Pero la otra cara de la moneda es que esta reforma constitucional no es fruto de ninguna de las tres características antes mencionadas, por lo que tanto durante su discusión como a la hora de ser aprobada, la coalición proconstitucional puede dar síntomas de debilidad. Primero, porque un énfasis excesivo en los derechos colectivos a costa de los derechos individuales puede atemorizar a gran parte del electorado acomodado de la ciudad, lo que daría incentivos para que los partidos de derechas se opongan a la Constitución. El PAN tiene una oportunidad única para superar el 33 por ciento de votos que obtuvo Santiago Creel en 2000, y en una contienda con la izquierda dividida y con arrastre de voto por el efecto de la elección presidencial, podría pujar seriamente por la jefatura de gobierno. Y segundo, porque para Morena el fracaso de un proceso constituyente que han denunciado como poco democrático supondría la estocada definitiva al mancerismo, y la huida descontrolada de la izquierda gubernamental hacia la nueva mayoría morenista. Con un PRD débil, Morena tendría más fácil acceso al Palacio del Ayuntamiento.
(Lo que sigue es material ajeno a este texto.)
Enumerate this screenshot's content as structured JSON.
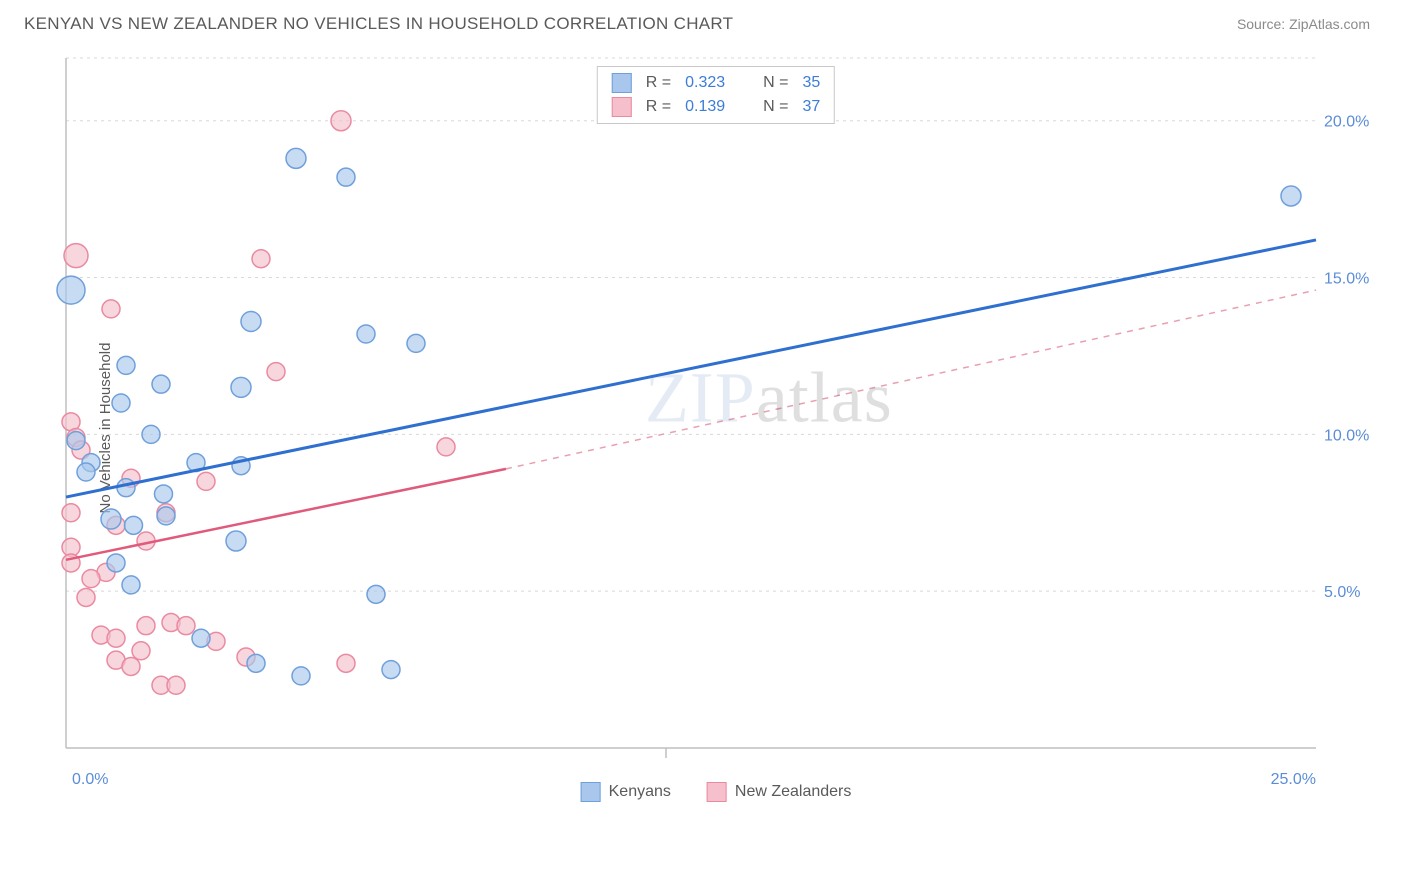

En fin, quizás la irrefrenable pasión política por aprobar leyes de obligado incumplimiento y la búsqueda de nuevas rentas para las clientelas partidistas contribuyan a que la Ciudad de México alcance su plenitud constitucional. Quizás hasta se aprueben normas razonables, como reducir el período de gobierno a cuatro años o aprobar una segunda vuelta para los candidatos punteros. Pero si el PAN y Morena quieren realmente pelear por el hueso más cotizado de la ciudad, más les valdría escuchar a su electorado y usar sus 37 escaños para bloquear el último capítulo del activismo constitucional mexicano.